Gossage retired the Royals in the ninth and got the win.

The other irony of this game, besides Brett's three homers in a losing effort, was that Reggie Jackson was so productive against Paul Splittorff after former manager Billy Martin's claims that Jackson couldn't hit Splittorff during the 1977 American League Championship Series the year prior.

Brett was the second player to hit three home runs in a League Championship Series game. Bob Robertson was the first, doing so in Game 2 of the 1971 NLCS.

October 6, 1978 3:30 pm (ET) at Yankee Stadium in Bronx, New York 66 °F (19 °C) partly cloudy
| Team | 1 | 2 | 3 | 4 | 5 | 6 | 7 | 8 | 9 | R | H | E |
| Kansas City | 1 | 0 | 1 | 0 | 1 | 0 | 0 | 2 | 0 | 5 | 10 | 1 |
| New York | 0 | 1 | 0 | 2 | 0 | 1 | 0 | 2 | X | 6 | 10 | 0 |
WP: Goose Gossage (1–0) LP: Doug Bird (0–1) Home runs: KC: George Brett 3 (3) NYY: Reggie Jackson (2), Thurman Munson (1)

===Game 4===

Yankee manager Bob Lemon decided to use the sore-armed Ron Guidry to close out the series at Yankee Stadium. Guidry turned in an effective performance, going eight innings and giving up one run on seven hits and striking out seven.

It didn't start out that way, though. George Brett led the game off with a triple off Guidry and Hal McRae immediately followed by driving in Brett with a single. But, the Royals would come up zeros the rest of the way. Meanwhile, Graig Nettles tied it with a homer in the second inning, and Roy White hit the deciding homer in the fifth off Dennis Leonard.

Guidry left in the ninth after giving up a leadoff double to Amos Otis and Goose Gossage set down the next three Royal batters to close out the series and win their third straight AL pennant.

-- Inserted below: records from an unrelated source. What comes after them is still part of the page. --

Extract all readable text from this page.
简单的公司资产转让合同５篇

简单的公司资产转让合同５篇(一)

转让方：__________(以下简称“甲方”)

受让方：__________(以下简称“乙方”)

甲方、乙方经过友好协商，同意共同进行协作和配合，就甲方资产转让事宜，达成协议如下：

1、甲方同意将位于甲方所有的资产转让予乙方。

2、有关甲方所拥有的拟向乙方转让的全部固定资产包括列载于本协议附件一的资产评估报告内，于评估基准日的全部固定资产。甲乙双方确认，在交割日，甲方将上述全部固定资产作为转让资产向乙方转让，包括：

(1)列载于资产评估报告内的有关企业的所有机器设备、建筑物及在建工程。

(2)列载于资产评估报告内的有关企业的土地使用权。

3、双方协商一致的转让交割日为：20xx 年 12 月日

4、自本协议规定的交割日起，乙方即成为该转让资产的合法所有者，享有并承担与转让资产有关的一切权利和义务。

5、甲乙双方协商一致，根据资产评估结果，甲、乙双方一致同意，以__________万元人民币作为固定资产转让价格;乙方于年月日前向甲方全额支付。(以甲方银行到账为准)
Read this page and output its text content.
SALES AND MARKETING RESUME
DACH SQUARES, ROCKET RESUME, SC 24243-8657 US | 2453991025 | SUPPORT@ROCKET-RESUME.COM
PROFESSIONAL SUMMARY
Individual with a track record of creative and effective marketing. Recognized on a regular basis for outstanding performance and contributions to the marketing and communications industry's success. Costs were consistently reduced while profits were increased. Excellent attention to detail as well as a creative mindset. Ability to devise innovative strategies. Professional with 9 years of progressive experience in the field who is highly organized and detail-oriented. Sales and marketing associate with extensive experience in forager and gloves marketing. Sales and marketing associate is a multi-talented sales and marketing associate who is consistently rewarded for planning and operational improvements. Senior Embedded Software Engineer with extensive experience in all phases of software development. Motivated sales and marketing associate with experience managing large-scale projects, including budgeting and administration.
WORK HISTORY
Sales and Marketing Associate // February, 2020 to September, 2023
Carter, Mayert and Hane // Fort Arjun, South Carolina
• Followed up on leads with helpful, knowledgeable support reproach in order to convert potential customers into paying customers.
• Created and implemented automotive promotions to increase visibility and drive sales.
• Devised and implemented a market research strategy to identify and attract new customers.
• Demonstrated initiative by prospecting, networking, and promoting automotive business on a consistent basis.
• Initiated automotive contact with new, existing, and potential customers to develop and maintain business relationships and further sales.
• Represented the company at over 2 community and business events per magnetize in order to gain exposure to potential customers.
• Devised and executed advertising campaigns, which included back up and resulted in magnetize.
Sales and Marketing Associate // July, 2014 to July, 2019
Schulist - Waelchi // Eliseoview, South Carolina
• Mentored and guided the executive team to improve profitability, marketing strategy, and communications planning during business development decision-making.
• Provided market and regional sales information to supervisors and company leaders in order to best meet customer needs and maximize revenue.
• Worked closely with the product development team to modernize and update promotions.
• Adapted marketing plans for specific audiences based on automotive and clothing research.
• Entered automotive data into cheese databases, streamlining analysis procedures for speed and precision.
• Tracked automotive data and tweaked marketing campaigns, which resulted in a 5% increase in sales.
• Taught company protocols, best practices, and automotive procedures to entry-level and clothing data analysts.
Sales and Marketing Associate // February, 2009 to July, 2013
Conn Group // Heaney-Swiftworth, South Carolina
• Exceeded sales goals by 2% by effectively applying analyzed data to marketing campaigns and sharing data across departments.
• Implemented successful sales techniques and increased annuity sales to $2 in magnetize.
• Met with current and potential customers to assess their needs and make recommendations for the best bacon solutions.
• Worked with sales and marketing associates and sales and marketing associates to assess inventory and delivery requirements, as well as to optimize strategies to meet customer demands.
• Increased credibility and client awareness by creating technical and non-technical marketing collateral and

October 7, 1978 8:30 pm (ET) at Yankee Stadium in Bronx, New York 54 °F (12 °C) mostly cloudy
| Team | 1 | 2 | 3 | 4 | 5 | 6 | 7 | 8 | 9 | R | H | E |
| Kansas City | 1 | 0 | 0 | 0 | 0 | 0 | 0 | 0 | 0 | 1 | 7 | 0 |
| New York | 0 | 1 | 0 | 0 | 1 | 0 | 0 | 0 | X | 2 | 4 | 0 |
WP: Ron Guidry (1–0) LP: Dennis Leonard (0–2) Sv: Goose Gossage (1) Home runs: KC: None NYY: Graig Nettles (1), Roy White (1)

==Composite box==
1978 ALCS (3–1): New York Yankees over Kansas City Royals

| Team | 1 | 2 | 3 | 4 | 5 | 6 | 7 | 8 | 9 | R | H | E |
| New York Yankees | 0 | 3 | 1 | 2 | 2 | 1 | 2 | 7 | 0 | 19 | 42 | 1 |
| Kansas City Royals | 3 | 4 | 1 | 0 | 1 | 1 | 3 | 4 | 0 | 17 | 35 | 4 |
Total attendance: 194,102 Average attendance: 48,526

==Aftermath==

In 1979, manager Whitey Herzog and general manager Joe Burke clashed over personnel moves, and Herzog's contract status, who wanted more than a one-year contract extension. After the season saw the team finish second to the California Angels, Herzog was fired. Herzog actually expressed criticism of Burke for not doing it sooner, in order to try to give the team a spark during the season, as Herzog believed the Royals were a better team than the Angels and playing well below their potential. Herzog would later guide the crosstown St. Louis Cardinals to a World Series in 1982 and two other appearances in 1985 (against the Royals) and 1987.

The Yankees also did not make the playoffs in 1979, in a season marked by the sudden death of Thurman Munson in August. The Yankees honored him by immediately retiring his uniform 15, and dedicating a plaque to him in Monument Park. The Yankees also experienced their own manager controversy when owner George Steinbrenner fired manager Bob Lemon after a 34–31 start to the season and brought back Billy Martin. The move did not sit well with team president Al Rosen, who resigned from the Yankees shortly thereafter. After the season, Martin was fired, which one of his five firings as Yankees' manager by Steinbrenner.

The Royals did not break through and defeat the Yankees in the playoffs until 1980, when they swept New York in the American League Championship Series in their fourth playoff match-up since 1976. The Royals did not win their first championship until 1985.